Exports from Bangladesh, particularly of garment items, will face further tariff competition in the US market if Donald Trump, the president-elect, implements his plan of border tax, one of his major campaign promises.
During his 17-month presidential campaign, Trump called for imposing border tax of between 35 percent and 45 percent on imports of goods to protect American jobs from unfair foreign competition.
Companies that import goods would pay the tax at the border.
“If the proposed border tax is imposed finally, we would be sufferers like other countries,” said Ahsan H Mansur, executive director of the Policy Research Institute, a private think-tank.
“The implementation of the proposed border tax would be the one of the worst news for us as well as for rest of the globe,” he added.
Although most of the attention is still focused on whether Trump will slap tariffs on China or target companies that move production offshore, proposals for a US tax regime that penalises imports could have a more permanent and far-reaching effect, reported the Financial Times.
“I think it would be a huge issue for Asia,” said Frederic Neumann, co-head of economic research at HSBC in Hong Kong.
“It would also raise the spectre of retaliatory measures by other countries,” Financial Times quoted him as saying.
Bangladesh's exports, particularly of garment items, would unequivocally be affected if Trump follows through on his campaign promise once he is sworn into office on January 20, according to Mansur.
Since the US does not have an adequate number of factories, the local manufacturers might not meet the demand.
As a result, the US retailers will depend on imported clothing items, particularly from Bangladesh and other Asian countries, which mainly produce the basic apparel items, Mansur said.
But the electronics and mobile phones companies from Asia will bear the maximum brunt of the proposed border tax as the US is also strong in production of those goods.
“Worst hurt would be exporters of low-margin products, where little value is added in the US and demand is sensitive to price.

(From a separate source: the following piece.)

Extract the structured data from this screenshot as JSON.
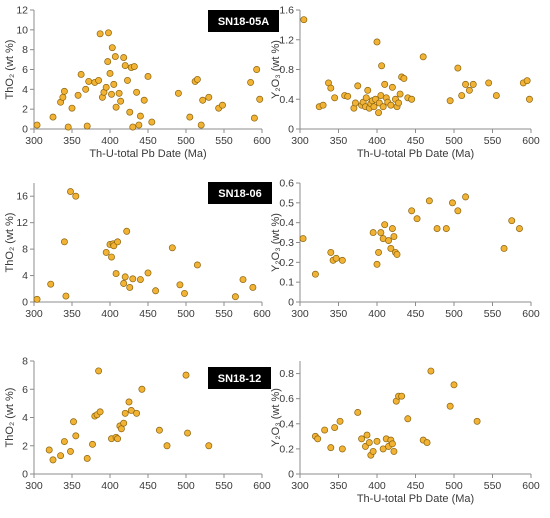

That could include many goods sold by US retailers such as Walmart, where higher prices would probably lead to lower consumption, hitting their makers,” the Financial Times reported.
Siddiqur Rahman, president of the Bangladesh Garment Manufacturers and Exporters Association, echoed Mansur's views on apparel shipments to the US, the single largest export destination for the country, as a result of the border tax.
“We will lose our competitiveness to the US if the proposed border tax is imposed,” Rahman added.
Currently, American retailers have to pay 15.61 percent duty for importing garment items from Bangladesh. Apparel items account for 95 percent of Bangladesh's total exports to the US in a year.
The US apparel importers have to pay 3.08 percent duty for importing products from China, 8.38 percent from Vietnam, 2.29 percent from India, 3.57 percent from Turkey and 6.30 percent from Indonesia.